Go to any village in the country and chances are that you will surely see a community health worker busy on the phone. As a first respondent in health matters, she or he will be reminding one of the pregnant women to go for routine antenatal checkups at the nearest health centre.
In case of complications or an emergency, the health worker will call an ambulance to transport the patient in the shortest time possible. And at the end of the day, the health worker will send a message via sms to his or her supervisors to give a report on the state of health in the respective village . This report is passed on to the Ministry of Health in a record time. Every day, the health ministry has an updated status report and the statistics are based on this unique modus operandi.

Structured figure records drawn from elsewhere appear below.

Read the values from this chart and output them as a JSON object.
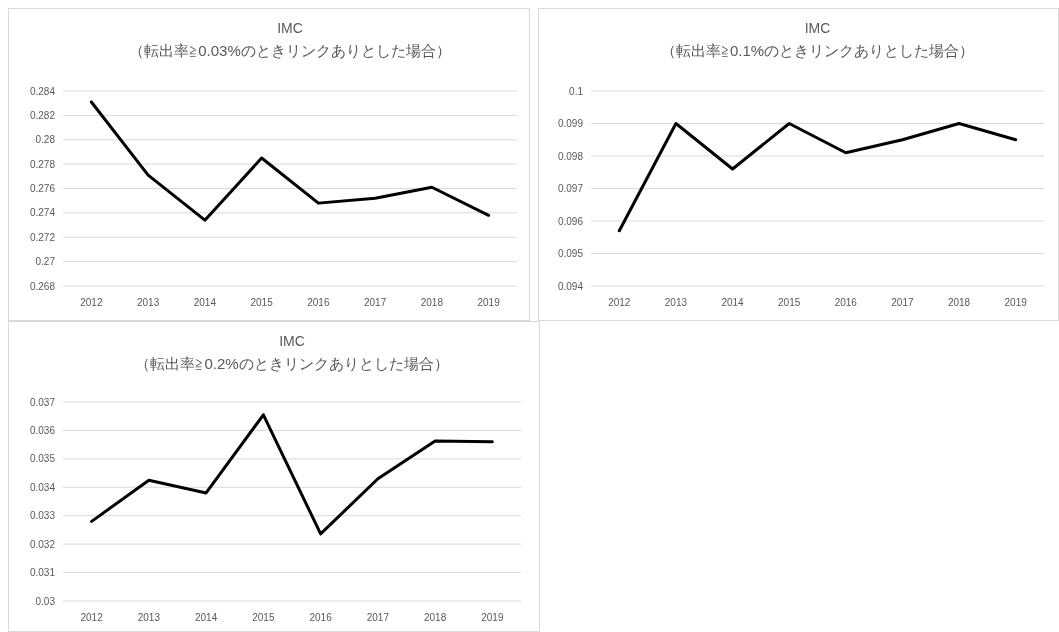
{
  "chart_data": [
    {
      "type": "line",
      "title": "IMC",
      "subtitle": "（転出率≧0.03%のときリンクありとした場合）",
      "categories": [
        "2012",
        "2013",
        "2014",
        "2015",
        "2016",
        "2017",
        "2018",
        "2019"
      ],
      "ylim": [
        0.268,
        0.284
      ],
      "yticks": [
        0.268,
        0.27,
        0.272,
        0.274,
        0.276,
        0.278,
        0.28,
        0.282,
        0.284
      ],
      "grid": "y",
      "series": [
        {
          "color": "#000000",
          "values": [
            0.2831,
            0.2771,
            0.2734,
            0.2785,
            0.2748,
            0.2752,
            0.2761,
            0.2738
          ]
        }
      ]
    },
    {
      "type": "line",
      "title": "IMC",
      "subtitle": "（転出率≧0.1%のときリンクありとした場合）",
      "categories": [
        "2012",
        "2013",
        "2014",
        "2015",
        "2016",
        "2017",
        "2018",
        "2019"
      ],
      "ylim": [
        0.094,
        0.1
      ],
      "yticks": [
        0.094,
        0.095,
        0.096,
        0.097,
        0.098,
        0.099,
        0.1
      ],
      "grid": "y",
      "series": [
        {
          "color": "#000000",
          "values": [
            0.0957,
            0.099,
            0.0976,
            0.099,
            0.0981,
            0.0985,
            0.099,
            0.0985
          ]
        }
      ]
    },
    {
      "type": "line",
      "title": "IMC",
      "subtitle": "（転出率≧0.2%のときリンクありとした場合）",
      "categories": [
        "2012",
        "2013",
        "2014",
        "2015",
        "2016",
        "2017",
        "2018",
        "2019"
      ],
      "ylim": [
        0.03,
        0.037
      ],
      "yticks": [
        0.03,
        0.031,
        0.032,
        0.033,
        0.034,
        0.035,
        0.036,
        0.037
      ],
      "grid": "y",
      "series": [
        {
          "color": "#000000",
          "values": [
            0.0328,
            0.03425,
            0.0338,
            0.03655,
            0.03236,
            0.0343,
            0.03563,
            0.0356
          ]
        }
      ]
    }
  ]
}
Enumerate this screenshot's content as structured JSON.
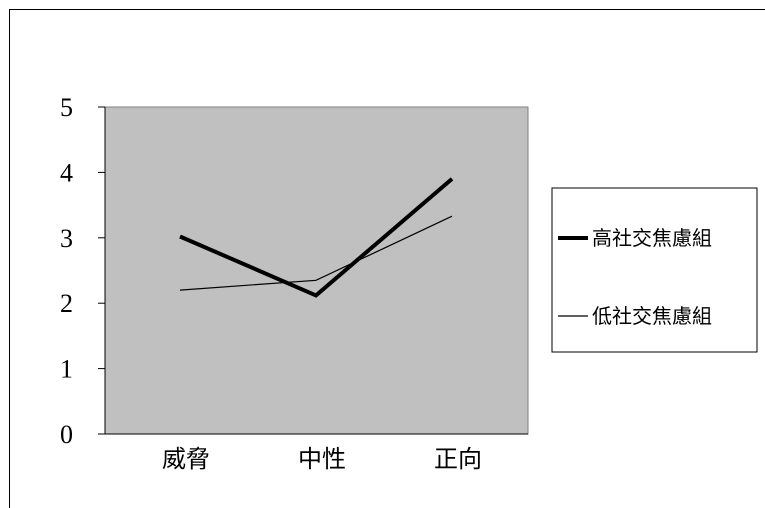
{
  "chart_data": {
    "type": "line",
    "categories": [
      "威脅",
      "中性",
      "正向"
    ],
    "series": [
      {
        "name": "高社交焦慮組",
        "values": [
          3.02,
          2.12,
          3.9
        ],
        "color": "#000000",
        "weight": "thick"
      },
      {
        "name": "低社交焦慮組",
        "values": [
          2.2,
          2.35,
          3.33
        ],
        "color": "#000000",
        "weight": "thin"
      }
    ],
    "yticks": [
      "0",
      "1",
      "2",
      "3",
      "4",
      "5"
    ],
    "ylim": [
      0,
      5
    ],
    "plot_background": "#c0c0c0",
    "grid": false,
    "legend_position": "right"
  }
}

The same applies when seeking information from the National Electoral Commission, immigration services or seeking real time student examination results; all it needs is a mobile phone or the click of a computer and one will be served. Rwanda is one of the few countries that has taken advantage of the enormous benefits that come with embracing Information Communication Technology (ICTs) as a fast and reliable way to deliver services.
The government has embraced ICTs to address national issues, such as receiving complaints and passing on information in order to deliver better services to the population.
On top of that, the ambitious project to supply all primary school-going children with laptops and installing solar power in remote villages that are not on the power grid, will create an ICT-savvy generation.
ICT revolution in Rwanda is unstoppable as evidenced by the roll out of the fibre optic cable that snakes through all corners of the county. It is not a white elephant, it is changing lives every day.